Following approximately 3 months of continuous operation, phase (II) commenced with the introduction of PU-F68 (1.5% w/v) into the liquid phase of the mesophilic reactor, resulting in the transformation of the system into a TFBR (Table 1). Phase (II) spanned over a period of more than 5 months.

Towards the end of this phase, the reactor underwent a week-long challenge involving fluctuating H2 feeding (referred here as a partial H2 feeding experiment). During this experiment, the mesophilic TFBR received nominal H2 feeding (approximately 500 mL/h) for 12 h, followed by a subsequent 12 h period where only 10% of the nominal feeding rate (approximately 50 mL/h) was supplied. In phase (III), the reactor temperature transitioned from mesophilic (40 °C) to thermophilic (55 °C) conditions, as explained in the Additional file 1, part S.1.

Analytics

Gas composition and volume of the outlet gas were continuously monitored using a "GärOnA" system equipped with an integrated gas chromatography (GC) analysis instrument (Gesellschaft zur Förderung von Medizin-, Bio- und Umwelttechnologien e.V. (GMBU), Halle, Germany; mobilGC Elektrochemie Halle GmbH (ECH), Halle, Germany). Further details regarding the specific settings can be found in the reference [27].

The dry weight of biomass was determined using a vacuum filtration unit and Polyethersulfone membrane filters with a pore size of 0.2 μm (Sartorius Stedim Biotech Gmbh, Göttingen, Germany). One mL sample was washed with 13 mL of ultra-pure H2O Milli-Q® in a 15 mL Falcon tube, thoroughly mixed and filtered using pre-dried and weighed membrane filters. These filters were then dried at 70 °C in an oven (Kelvitron® t, Heraeus Instruments, Hanau, Germany) until a stable reading was achieved. The OD600 was measured using a spectrophotometry method (Thermo Fisher Scientific Inc., Madison, WI, USA) and appropriate dilution was applied to obtain readings between 0.0 and 0.9. The OD600 of the undiluted samples was calculated based on the applied dilution factor.

Microscopic images of the foam were captured using a reactor sample and artificial foam generation outside the reactor, through air injection, observed at 100 × and 400 × magnification using a light microscope (Primo Star, Carl Zeiss, Göttingen Germany).

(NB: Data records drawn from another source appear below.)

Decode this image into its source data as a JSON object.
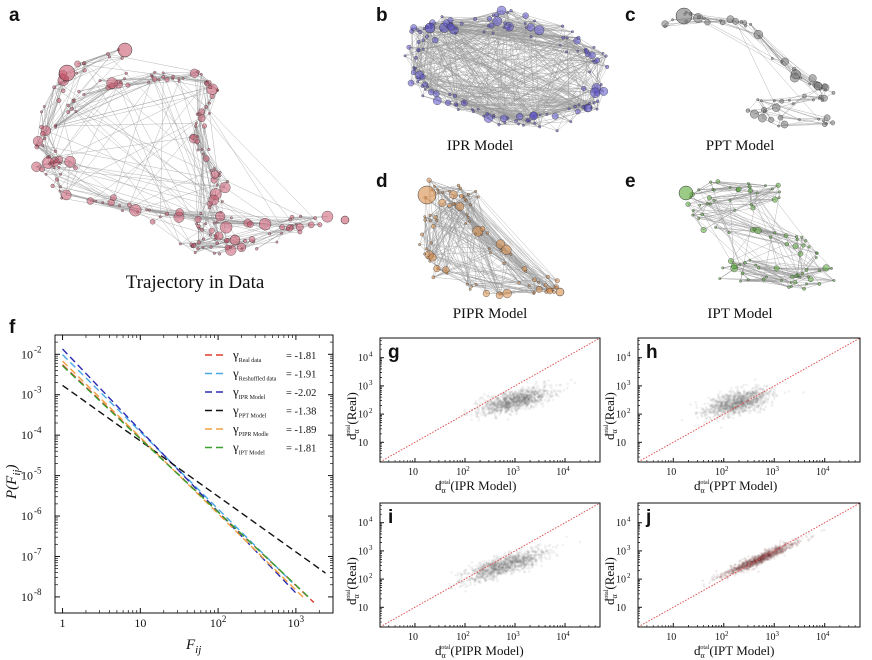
{
  "panels": {
    "a": {
      "letter": "a",
      "caption": "Trajectory in Data",
      "color": "#c95a70"
    },
    "b": {
      "letter": "b",
      "caption": "IPR Model",
      "color": "#5b52c8"
    },
    "c": {
      "letter": "c",
      "caption": "PPT Model",
      "color": "#777777"
    },
    "d": {
      "letter": "d",
      "caption": "PIPR Model",
      "color": "#d98c48"
    },
    "e": {
      "letter": "e",
      "caption": "IPT Model",
      "color": "#5aa838"
    }
  },
  "panel_f": {
    "letter": "f",
    "ylabel": "P(F",
    "ylabel_sub": "ij",
    "ylabel_close": ")",
    "xlabel": "F",
    "xlabel_sub": "ij",
    "x_ticks": [
      "1",
      "10",
      "10",
      "10"
    ],
    "x_tick_exps": [
      "",
      "",
      "2",
      "3"
    ],
    "y_ticks": [
      "10",
      "10",
      "10",
      "10",
      "10",
      "10",
      "10"
    ],
    "y_tick_exps": [
      "-2",
      "-3",
      "-4",
      "-5",
      "-6",
      "-7",
      "-8"
    ]
  },
  "chart_data": [
    {
      "type": "line",
      "id": "f",
      "xlabel": "F_ij",
      "ylabel": "P(F_ij)",
      "xscale": "log",
      "yscale": "log",
      "xlim": [
        0.8,
        3000
      ],
      "ylim": [
        4e-09,
        0.03
      ],
      "series": [
        {
          "name": "γ Real data",
          "sub": "Real data",
          "gamma": "= -1.81",
          "color": "#e03a2a",
          "x": [
            1,
            1700
          ],
          "y": [
            0.0055,
            7.3e-09
          ]
        },
        {
          "name": "γ Reshuffled data",
          "sub": "Reshuffled data",
          "gamma": "= -1.91",
          "color": "#4aa8e8",
          "x": [
            1,
            900
          ],
          "y": [
            0.0098,
            2.25e-08
          ]
        },
        {
          "name": "γ IPR Model",
          "sub": "IPR Model",
          "gamma": "= -2.02",
          "color": "#2a2ab0",
          "x": [
            1,
            1000
          ],
          "y": [
            0.0135,
            1.25e-08
          ]
        },
        {
          "name": "γ PPT Model",
          "sub": "PPT Model",
          "gamma": "= -1.38",
          "color": "#111111",
          "x": [
            1,
            2400
          ],
          "y": [
            0.0017,
            3.9e-08
          ]
        },
        {
          "name": "γ PIPR Model",
          "sub": "PIPR Modle",
          "gamma": "= -1.89",
          "color": "#f0a040",
          "x": [
            1,
            1300
          ],
          "y": [
            0.0068,
            9e-09
          ]
        },
        {
          "name": "γ IPT Model",
          "sub": "IPT Model",
          "gamma": "= -1.81",
          "color": "#3aa030",
          "x": [
            1,
            1500
          ],
          "y": [
            0.0052,
            9.4e-09
          ]
        }
      ]
    },
    {
      "type": "scatter",
      "id": "g",
      "xlabel": "d_α^total (IPR Model)",
      "ylabel": "d_α^total (Real)",
      "xscale": "log",
      "yscale": "log",
      "xlim": [
        2,
        50000
      ],
      "ylim": [
        2,
        50000
      ],
      "diagonal": true,
      "cloud_center": [
        1000,
        300
      ],
      "cloud_color": "#606868"
    },
    {
      "type": "scatter",
      "id": "h",
      "xlabel": "d_α^total (PPT Model)",
      "ylabel": "d_α^total (Real)",
      "xscale": "log",
      "yscale": "log",
      "xlim": [
        2,
        50000
      ],
      "ylim": [
        2,
        50000
      ],
      "diagonal": true,
      "cloud_center": [
        180,
        250
      ],
      "cloud_color": "#606868"
    },
    {
      "type": "scatter",
      "id": "i",
      "xlabel": "d_α^total (PIPR Model)",
      "ylabel": "d_α^total (Real)",
      "xscale": "log",
      "yscale": "log",
      "xlim": [
        2,
        50000
      ],
      "ylim": [
        2,
        50000
      ],
      "diagonal": true,
      "cloud_center": [
        600,
        300
      ],
      "cloud_color": "#606868"
    },
    {
      "type": "scatter",
      "id": "j",
      "xlabel": "d_α^total (IPT Model)",
      "ylabel": "d_α^total (Real)",
      "xscale": "log",
      "yscale": "log",
      "xlim": [
        2,
        50000
      ],
      "ylim": [
        2,
        50000
      ],
      "diagonal": true,
      "cloud_center": [
        500,
        500
      ],
      "cloud_color": "#6a3838"
    }
  ],
  "scatter_labels": {
    "ylabel_main": "d",
    "ylabel_sub": "α",
    "ylabel_sup": "total",
    "ylabel_tail": "(Real)",
    "x_ticks": [
      "10",
      "10",
      "10",
      "10"
    ],
    "x_tick_exps": [
      "",
      "2",
      "3",
      "4"
    ],
    "y_ticks": [
      "10",
      "10",
      "10",
      "10"
    ],
    "y_tick_exps": [
      "",
      "2",
      "3",
      "4"
    ],
    "g": {
      "letter": "g",
      "model": "(IPR Model)"
    },
    "h": {
      "letter": "h",
      "model": "(PPT Model)"
    },
    "i": {
      "letter": "i",
      "model": "(PIPR Model)"
    },
    "j": {
      "letter": "j",
      "model": "(IPT Model)"
    }
  }
}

Process parameter estimations

The process performance was assessed by calculating the MPR, relative H2 to CH4 conversion yield \(({\text{Y}}_{\text{rel }}{\text{H}}_{2}\)) and absolute conversion yield of CO2 to CH4 (\({\text{Y}}_{\text{abs}}{{\text{CO}}}_{2}\)). Detailed explanations of these calculations can be found in Additional file 2, of this study, as explained in the literature [27, 57].